Sunday, April 16, 2017
So, you know how two weeks or so ago, I wrote about The New FULF which I assumed was my lower back? And I wrote about how sometimes we internalize stress in our bodies and it manifests as pain/illness? And I talked about how I am learning so much about neurobiology and the intersection between mind, body and spirit? And how I wanted to share what I was learning?
And then I didn't write anything for more than two weeks.
Because, um, I had a mammogram and it came back abnormal.
So, I went for the 3D follow-up. I had a couple of scans and then they looked at those and made me do a couple more and then a woman named Valencia, who, I'm not kidding, introduced herself as the "Breast Navigator," led me into a nicely appointed consultation room and the radiologist himself came to talk to me about my scans. There's definitely something there. Which could be just calcium spots, everyone was very quick to assure me --it's the most common cause.
I did not freak out. (Much.)
Then my doctor sent me to talk to a surgeon to determine what kind of biopsies I need. The surgeon looked at the scans and did an ultrasound and then walked me through worst case scenario, which is that the spots are cancer. They are tiny, so worst case is a lumpectomy and radiation. So, I still shouldn't be freaking out because we don't know anything for sure yet, and even if it's bad news, we've caught it so early that it's highly treatable.
But, you know, I had a little freakout anyway. (I know you're shocked.) I'd been doing this Intermittent Fasting thing and I broke my fast by having a Constant Chocolate Feasting thing. Oh, also? Bread. Dairy and gluten make me feel really pukey, so that was followed by the Persistent Feeling Terrible, with a side of Non-Productive Guilt.
And then I decided to get off my rear and stop wallowing.
For the past few months, well, since I moved into my own place, I've been kind of treading water. Trying to stay afloat after the many devastating events of the past twelve months. I told myself I was healing and allowing myself the grace of time to come to terms with a new normal. I stepped off of my mat. I drank some wine. I played solitaire. I watched Grey's Anatomy (again.) I recognize that I chose inactivity as a way to find my way back to stillness.
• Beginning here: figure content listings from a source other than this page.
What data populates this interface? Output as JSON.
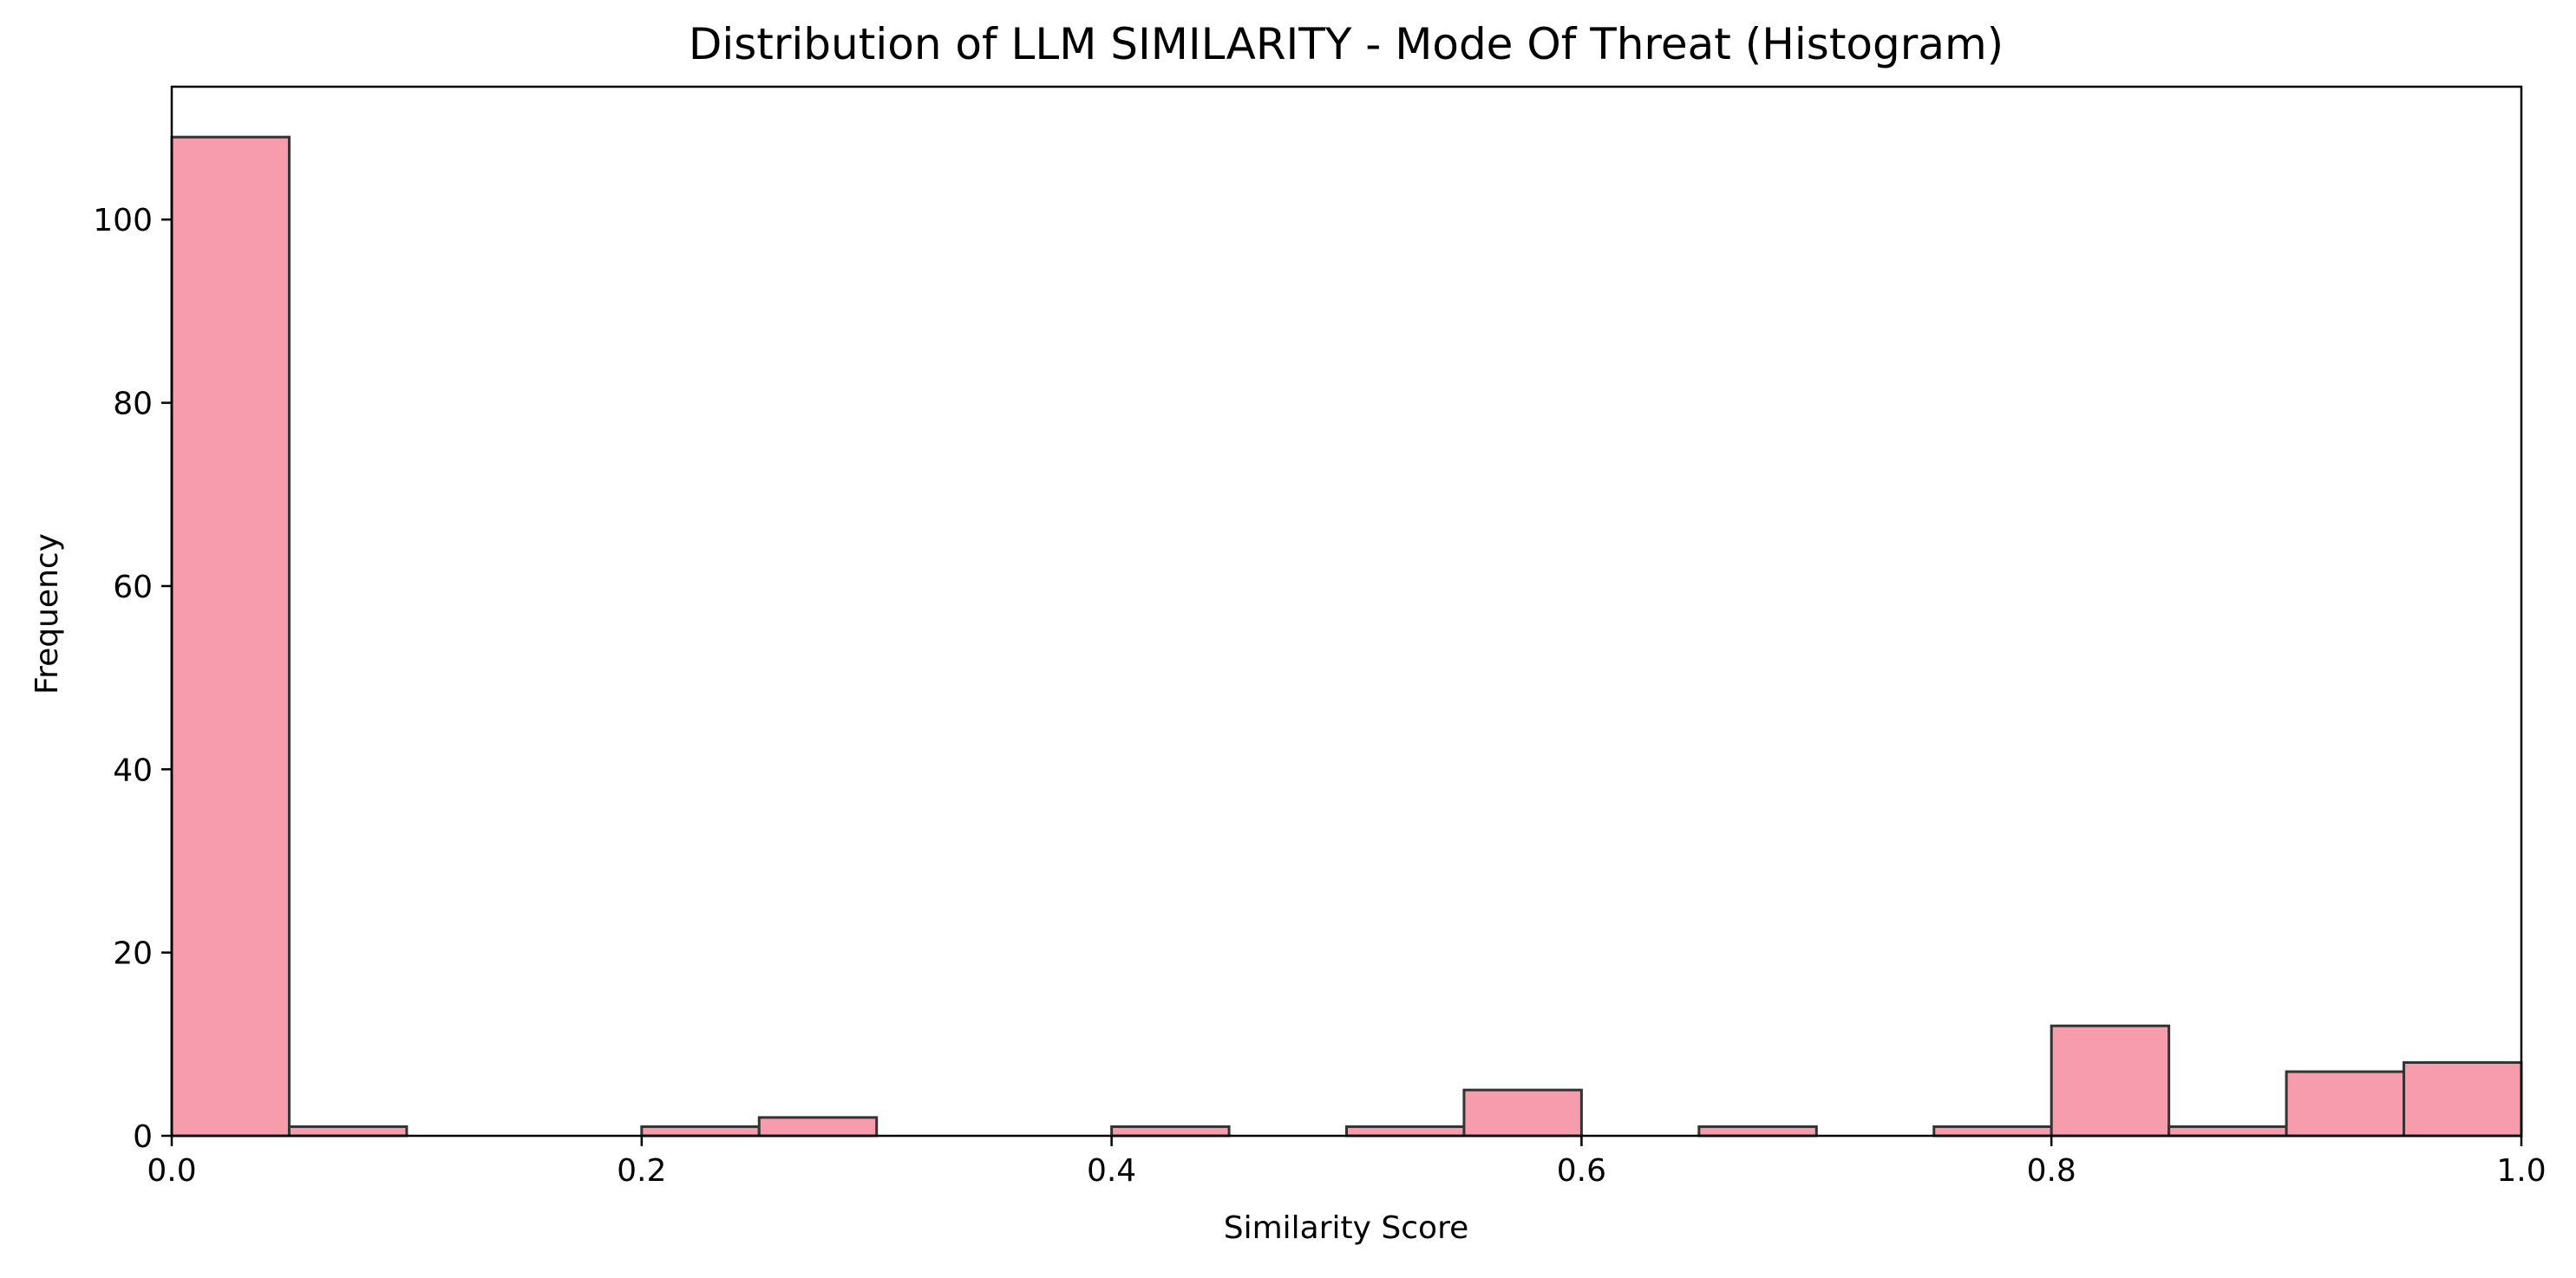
{
  "chart_data": {
    "type": "bar",
    "subtype": "histogram",
    "title": "Distribution of LLM SIMILARITY - Mode Of Threat (Histogram)",
    "xlabel": "Similarity Score",
    "ylabel": "Frequency",
    "xlim": [
      0.0,
      1.0
    ],
    "ylim": [
      0,
      114.5
    ],
    "xticks": [
      0.0,
      0.2,
      0.4,
      0.6,
      0.8,
      1.0
    ],
    "xtick_labels": [
      "0.0",
      "0.2",
      "0.4",
      "0.6",
      "0.8",
      "1.0"
    ],
    "yticks": [
      0,
      20,
      40,
      60,
      80,
      100
    ],
    "ytick_labels": [
      "0",
      "20",
      "40",
      "60",
      "80",
      "100"
    ],
    "bin_edges": [
      0.0,
      0.05,
      0.1,
      0.15,
      0.2,
      0.25,
      0.3,
      0.35,
      0.4,
      0.45,
      0.5,
      0.55,
      0.6,
      0.65,
      0.7,
      0.75,
      0.8,
      0.85,
      0.9,
      0.95,
      1.0
    ],
    "values": [
      109,
      1,
      0,
      0,
      1,
      2,
      0,
      0,
      1,
      0,
      1,
      5,
      0,
      1,
      0,
      1,
      12,
      1,
      7,
      8
    ],
    "bar_color": "#f79cad",
    "edge_color": "#333333",
    "grid": false,
    "legend": false
  }
}
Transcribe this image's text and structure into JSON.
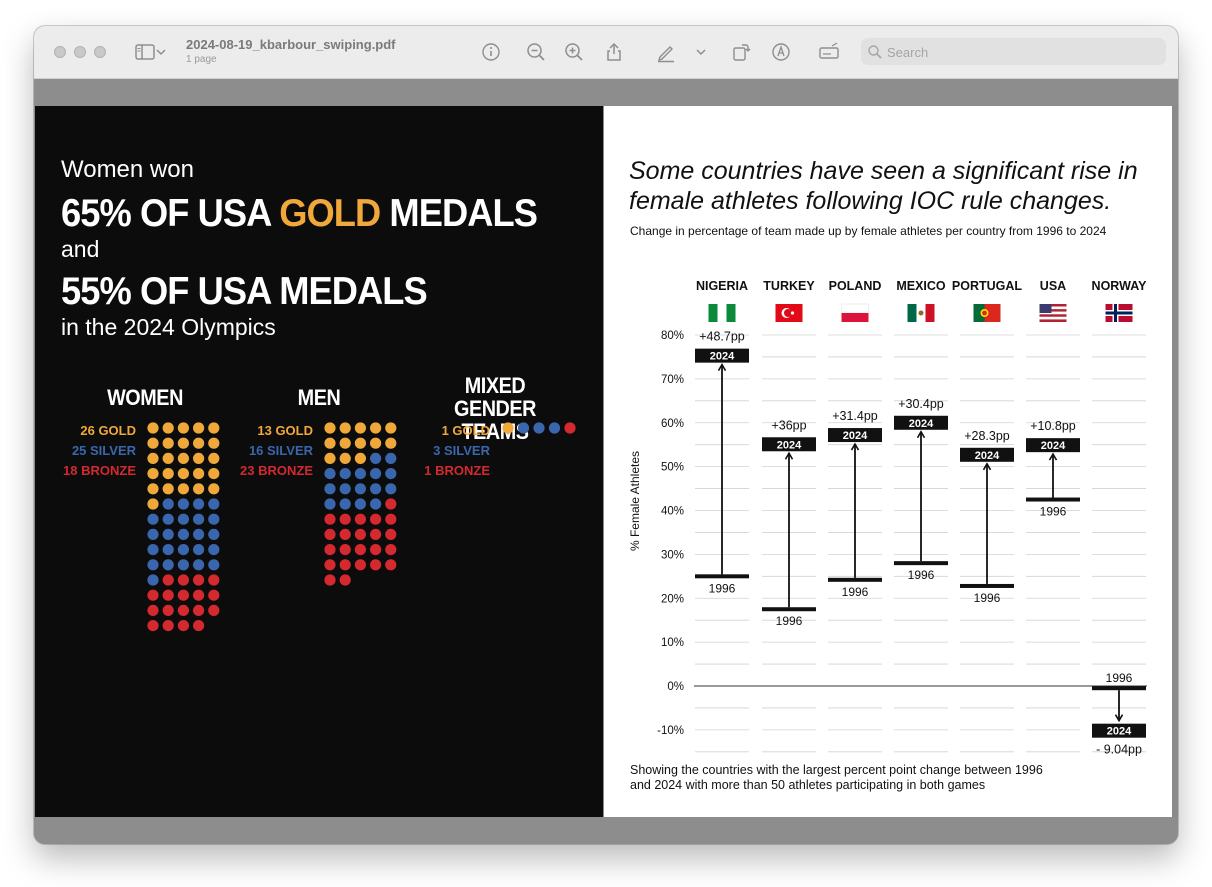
{
  "window": {
    "title": "2024-08-19_kbarbour_swiping.pdf",
    "subtitle": "1 page",
    "search_placeholder": "Search",
    "toolbar_icons": [
      "sidebar-icon",
      "chevron-down-icon",
      "info-icon",
      "zoom-out-icon",
      "zoom-in-icon",
      "share-icon",
      "markup-pen-icon",
      "chevron-down-icon",
      "rotate-icon",
      "annotate-icon",
      "form-icon",
      "search-icon"
    ]
  },
  "left": {
    "headline_1": "Women won",
    "headline_2_pre": "65% OF USA ",
    "headline_2_gold": "GOLD",
    "headline_2_post": " MEDALS",
    "headline_3": "and",
    "headline_4": "55% OF USA MEDALS",
    "headline_5": "in the 2024 Olympics",
    "colors": {
      "gold": "#f1a83a",
      "silver": "#3a66ad",
      "bronze": "#d3292f"
    },
    "groups": [
      {
        "title": "WOMEN",
        "gold_label": "26 GOLD",
        "silver_label": "25 SILVER",
        "bronze_label": "18 BRONZE",
        "gold": 26,
        "silver": 25,
        "bronze": 18
      },
      {
        "title": "MEN",
        "gold_label": "13 GOLD",
        "silver_label": "16 SILVER",
        "bronze_label": "23 BRONZE",
        "gold": 13,
        "silver": 16,
        "bronze": 23
      },
      {
        "title": "MIXED GENDER TEAMS",
        "gold_label": "1 GOLD",
        "silver_label": "3 SILVER",
        "bronze_label": "1 BRONZE",
        "gold": 1,
        "silver": 3,
        "bronze": 1
      }
    ]
  },
  "right": {
    "title_line_1": "Some countries have seen a significant rise in",
    "title_line_2": "female athletes following IOC rule changes.",
    "subtitle": "Change in percentage of team made up by female athletes per country from 1996 to 2024",
    "footnote_1": "Showing the countries with the largest percent point change between 1996",
    "footnote_2": "and 2024 with more than 50 athletes participating in both games"
  },
  "chart_data": {
    "type": "dumbbell",
    "ylabel": "% Female Athletes",
    "ylim": [
      -10,
      80
    ],
    "yticks": [
      80,
      70,
      60,
      50,
      40,
      30,
      20,
      10,
      0,
      -10
    ],
    "ytick_labels": [
      "80%",
      "70%",
      "60%",
      "50%",
      "40%",
      "30%",
      "20%",
      "10%",
      "0%",
      "-10%"
    ],
    "start_label": "1996",
    "end_label": "2024",
    "categories": [
      "NIGERIA",
      "TURKEY",
      "POLAND",
      "MEXICO",
      "PORTUGAL",
      "USA",
      "NORWAY"
    ],
    "flag_icons": [
      "nigeria-flag-icon",
      "turkey-flag-icon",
      "poland-flag-icon",
      "mexico-flag-icon",
      "portugal-flag-icon",
      "usa-flag-icon",
      "norway-flag-icon"
    ],
    "values_1996": [
      25,
      17.5,
      24.2,
      28,
      22.8,
      42.5,
      -0.5
    ],
    "values_2024": [
      73.7,
      53.5,
      55.6,
      58.4,
      51.1,
      53.3,
      -9.5
    ],
    "change_labels": [
      "+48.7pp",
      "+36pp",
      "+31.4pp",
      "+30.4pp",
      "+28.3pp",
      "+10.8pp",
      "- 9.04pp"
    ]
  }
}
It was beneficial, but it came at a price.
I'm done with that now. I have a lot to do and you know when the practice administrator hands you paperwork and asks you to check and make sure the information is correct? My paperwork said I was 52! My initial response was, "Well, that's a mistake." And then, "Oh. Oh, yeah." So, I have a lot to do and I'm 52 and I need to GET STARTED.
I've come back from complete devastation before, so I know what I am capable of. And this is not that, even worst case scenario. So, regardless of the results of the biopsies, I'm drawing a line in the sand. Barb Version 52.0 starts today with a small yoga practice of gratitude, some clean eating, and a lot of cold clear water. (Also, a little coffee for the safety of everyone.)
And YEAH, I know.
I'm tired, too.
But it is the ultimate privilege of my life that I can freaking start over every day. Multiple times a day if needed. All the best things in my life have come from being knocked down and getting back up again. All of the best revelations have come during that time of uncertainty, when the road ahead is shrouded in mist and I have to respond to the calling from my own heart. That still small voice --all of the best things come from listening to it.
Easter seems like the perfect day for new beginnings borne out of old suffering. Have a blessed day, dear ones, and I will keep you posted.